Validation via Inorder Traversal

An inorder traversal of a B-Tree should yield keys in ascending order.

template<typename KeyType, int Order>
void BTree<KeyType, Order>::inorderPrint(BTreeNode<KeyType, Order>* node) const {
    if(!node) return;
    for(int i = 0; i < node->keyCount; ++i) {
        inorderPrint(node->children[i]);
        cout << node->keys[i] << " ";
    }
    inorderPrint(node->children[node->keyCount]);
}

B-Tree Height Analysis

For an M-order B-Tree containing N keys:

  • Minimum Height: Achieved when nodes are fullest. Each node has M-1 keys. Height h_min satisfies: N ≤ (M-1)(1 + M + M^2 + ... + M^(h_min-1)). Solving gives h_min ≥ log_M(N+1).
  • Maximum Height: Achieved when nodes are sparsest (minimum keys). Root has at least 1 key, 2 children. Other nodes have at least ceil(M/2)-1 keys, ceil(M/2) childran. Height h_max satisfies: N ≥ 1 + 2*(ceil(M/2)-1) * (ceil(M/2)^0 + ceil(M/2)^1 + ... + ceil(M/2)^(h_max-2)).
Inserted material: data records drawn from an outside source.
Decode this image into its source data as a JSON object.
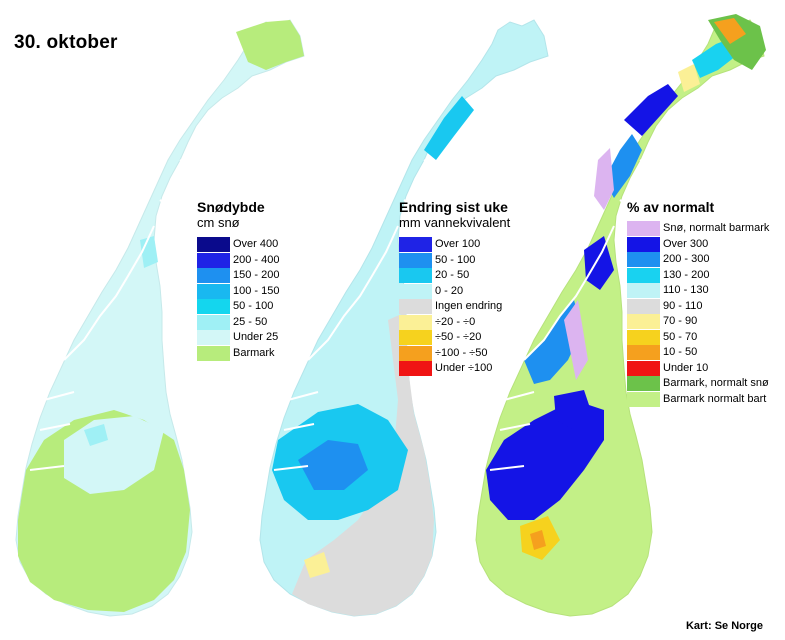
{
  "title": "30. oktober",
  "credit": "Kart: Se Norge",
  "maps": [
    {
      "id": "snodybde",
      "legend_title": "Snødybde",
      "legend_subtitle": "cm snø",
      "classes": [
        {
          "label": "Over 400",
          "color": "#0a0a8c"
        },
        {
          "label": "200 - 400",
          "color": "#1f23e6"
        },
        {
          "label": "150 - 200",
          "color": "#1e90f0"
        },
        {
          "label": "100 - 150",
          "color": "#19b8f0"
        },
        {
          "label": "50 - 100",
          "color": "#14d6ee"
        },
        {
          "label": "25 - 50",
          "color": "#9ff0f5"
        },
        {
          "label": "Under 25",
          "color": "#d3f7f7"
        },
        {
          "label": "Barmark",
          "color": "#b7ec7c"
        }
      ]
    },
    {
      "id": "endring",
      "legend_title": "Endring sist uke",
      "legend_subtitle": "mm vannekvivalent",
      "classes": [
        {
          "label": "Over 100",
          "color": "#1f23e6"
        },
        {
          "label": "50 - 100",
          "color": "#1e90f0"
        },
        {
          "label": "20 - 50",
          "color": "#19c8f0"
        },
        {
          "label": "0 - 20",
          "color": "#bff3f6"
        },
        {
          "label": "Ingen endring",
          "color": "#dcdcdc"
        },
        {
          "label": "÷20 - ÷0",
          "color": "#fbf096"
        },
        {
          "label": "÷50 - ÷20",
          "color": "#f6d21e"
        },
        {
          "label": "÷100 - ÷50",
          "color": "#f5a01e"
        },
        {
          "label": "Under ÷100",
          "color": "#f01414"
        }
      ]
    },
    {
      "id": "prosent",
      "legend_title": "% av normalt",
      "legend_subtitle": "",
      "classes": [
        {
          "label": "Snø, normalt barmark",
          "color": "#dcb4f0"
        },
        {
          "label": "Over 300",
          "color": "#1414e6"
        },
        {
          "label": "200 - 300",
          "color": "#1e90f0"
        },
        {
          "label": "130 - 200",
          "color": "#19d2f0"
        },
        {
          "label": "110 - 130",
          "color": "#bff3f6"
        },
        {
          "label": "90 - 110",
          "color": "#dcdcdc"
        },
        {
          "label": "70 - 90",
          "color": "#fbf096"
        },
        {
          "label": "50 - 70",
          "color": "#f6d21e"
        },
        {
          "label": "10 - 50",
          "color": "#f5a01e"
        },
        {
          "label": "Under 10",
          "color": "#f01414"
        },
        {
          "label": "Barmark, normalt snø",
          "color": "#6cc24a"
        },
        {
          "label": "Barmark normalt bart",
          "color": "#c3f087"
        }
      ]
    }
  ]
}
Approximating, h_max ≈ log_{ceil(M/2)} ((N+1)/2).

Performance

B-Trees minimize disk I/O. For N=62 billion keys and M=1024, the maximum height is less than 4. Locating a key requires at most 4 disk reads, after which a binary search within the node finds the target.

B+ Trees and B* Trees

B+ Tree

A variant where:

  1. All key-value data resides in leaf nodes, which are linked in a sorted linked list.
  2. Internal nodes act as indexes, containing copies of keys to guide search.
  3. The number of child pointers in an internal node equals its number of keys.

Advantages over B-Tree:

  • Efficient range queries and full sequential scans via the leaf linked list.
  • Internal nodes are denser (store only keys), allowing more keys per disk block and reducing tree height.
  • Consistent access time as all searches terminate at leaves.

B* Tree

An enhancement of B+ Tree where non-root, non-leaf nodes contain pointers to their siblings. Splitting strategy differs:

  • B+ Tree Split: A full node splits 50/50, creating a new node.
  • B Tree Split:* Attempts to redistribute keys to a non-full sibling first. Only if both are full does it perform a 2/3 split, creating a new node. This leads to higher space utilization.

Summary

  • B-Tree: Balanced multi-way tree with data in all nodes.
  • B+ Tree: Index keys in internal nodes, actual data in linked leaves. Preferred for database systems (e.g., MySQL InnoDB).
  • B Tree:* Higher space utilization via sibling pointers and redistribution.

While B-Tree variants have higher space overhead and more complex insertion/deletion than in-memory structures like AVL trees or hash tables, their low height makes them superior for disk-backed storage systems where I/O cost dominates.